Hanna nodded. “Does she date at all?”

“Oh,” Milo sighed. “I don’t know. I’m sure she does. But she’s never introduced anyone, so maybe not?”

“How many girls have you brought home?” Hanna asked, a playful smile unfurling.

“Fair point,” Milo said. “Either way, that’s none of my business.”

“And fifteen years and three therapists later, you’re content to never engage in anything that might put you at risk of repeating your biggest trauma.”

“Nailed it, Arizona.”

“Are you the oldest?” she asked.

Milo’s head tilted. “The baby, actually. Why?”

“You just give off a bit of a big brother thing,” Hanna said.

Milo’s forehead crinkled. “You think of me like a brother?”

“No,” Hanna said. “Maybe.”

“Unfortunate.”

Hanna finished her whiskey. “Not that it matters, since you don’t date.”

“Right,” he said. “You’ve successfully avoided your turn long enough.”

Hanna exhaled, the breath shaky. “My turn.” She pushed her empty glass to the end of the table. “Alright, well, you already know that I had just broken up with Logan, so the timing wasn’t ideal. But one day, I was sitting in a meeting, and my phone kept blowing up. Over and over. I talked to my mom every single day, on the way to and from work, so if she was calling outside of that, I knew something was wrong before I even answered.”

Hanna pushed down the creeping chill in her spine.

“It wasn’t her, it was her coworker calling from her phone. She’d passed out in the middle of lunch. They took her to the emergency room for a laceration on her head, and her white blood cell count was through the roof.”

She could hear the tears pooling on her tongue, building as she relived the worst weeks of her life. She’d never told the story out loud before.

“They did a CT scan, and it came back with mets on just about every inch of her body. Honestly, every doctor we talked to was floored that she was still walking. She’d been losing weight for a month or two, but she was a woman in her fifties—she was always dieting. They thought the first tumor was a glioblastoma but, in the end, it didn’t really matter. It had spread so badly, she’d probably been sick for months, maybe years. It was hard to trace it all.”

“Shit,” Milo whispered. He didn’t say he was sorry, or that it must have been so hard. Like Sara, he understood the value of just sitting in the pain.
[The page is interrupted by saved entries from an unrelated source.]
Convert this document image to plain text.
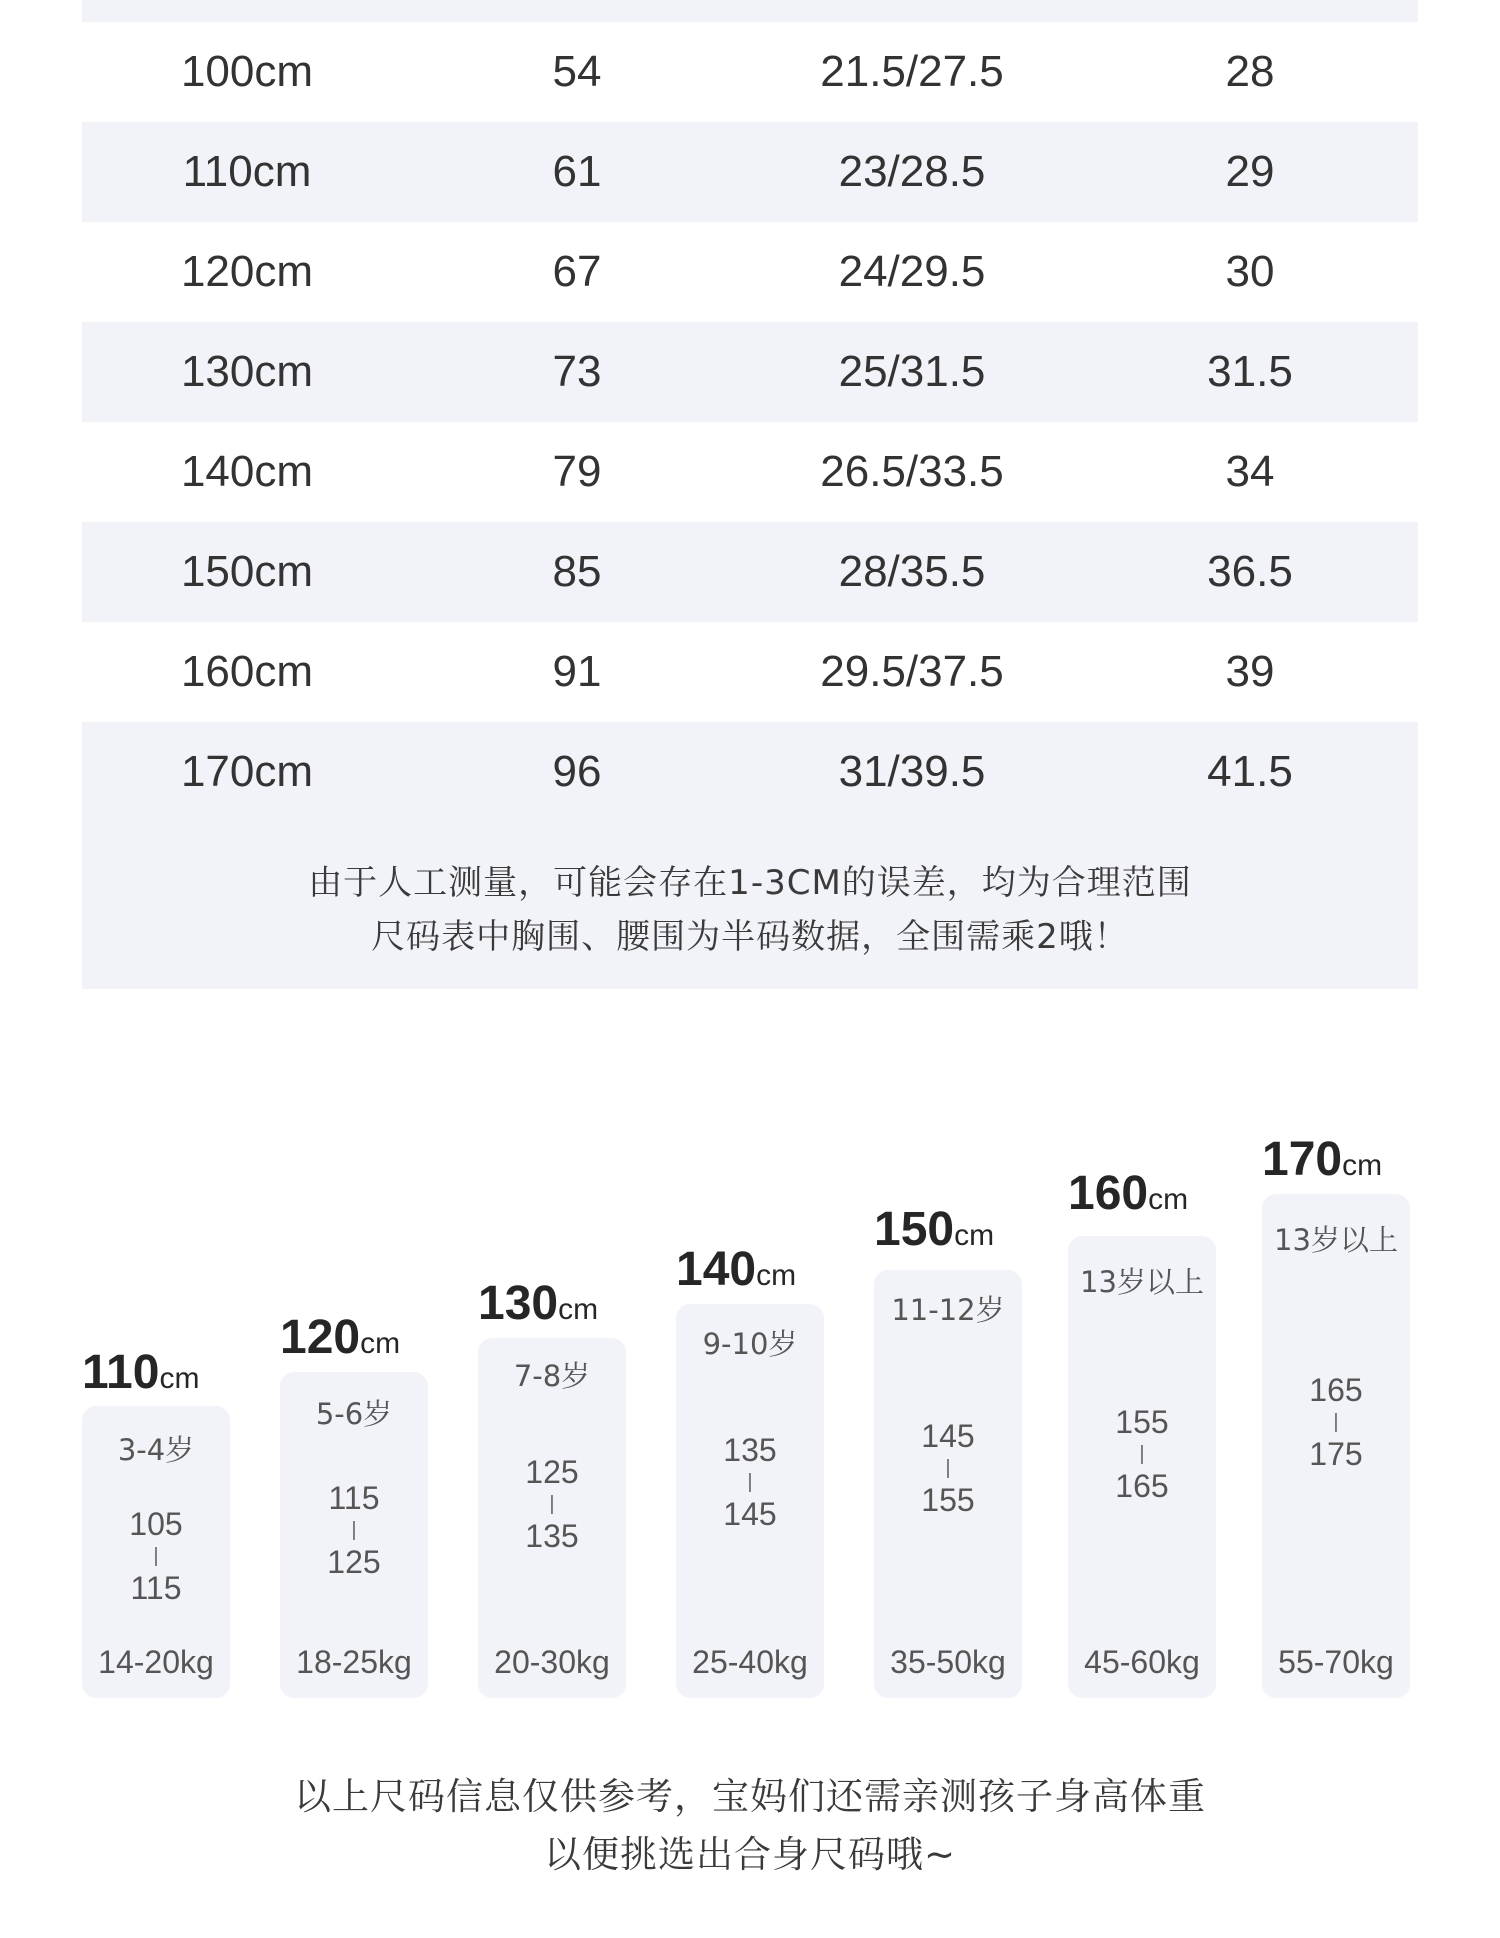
100cm	54	21.5/27.5	28
110cm	61	23/28.5	29
120cm	67	24/29.5	30
130cm	73	25/31.5	31.5
140cm	79	26.5/33.5	34
150cm	85	28/35.5	36.5
160cm	91	29.5/37.5	39
170cm	96	31/39.5	41.5
由于人工测量，可能会存在1-3CM的误差，均为合理范围
尺码表中胸围、腰围为半码数据，全围需乘2哦！
110cm
3-4岁
105
|
115
14-20kg
120cm
5-6岁
115
|
125
18-25kg
130cm
7-8岁
125
|
135
20-30kg
140cm
9-10岁
135
|
145
25-40kg
150cm
11-12岁
145
|
155
35-50kg
160cm
13岁以上
155
|
165
45-60kg
170cm
13岁以上
165
|
175
55-70kg
以上尺码信息仅供参考，宝妈们还需亲测孩子身高体重
以便挑选出合身尺码哦~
Hanna tapped her hands against the table, willing the tears away.

“I still feel bad for the doctors. I could tell it was torture for them, having to try and stay positive for a young girl when her mother was defying death with every breath she took. There was one time—” Hanna surprised herself with a laugh that caught in her chest. “—she had a fever and, in chemo, that’s a do-not-pass-go, d0-not-collect-two-hundred-dollars, straight-to-the-ER thing. They asked her what she was in treatment for, and she told them she was just one big tumor and to stop asking stupid questions. The pain meds made her a little bitchy,” Hanna added. “It was only eight weeks from the fainting to her dying.”

“Hell of a ride,” Milo said. He pushed against his chest, and she wondered for not the first time if they were doomed to always be walking triggers for one another’s deepest pains.

“There’s no winning that game,” she said. “But I got time to say goodbye. I had time to have conversations no one ever wants to have. We got to go to the Grand Canyon together for a weekend and said all the things everyone is afraid to say.” A sob bubbled up through her chest, unstoppable. “Sorry,” she said.

“For… being sad about your dead mom? That shit doesn’t scare me, Hanna.”

She couldn’t look at him.

“I mean it, Arizona. I can hold it. I’ve had lots of practice.”

She ignored him, battling it back down. She’d had lots of practice in that. Maybe she’d brave that meltdown one day.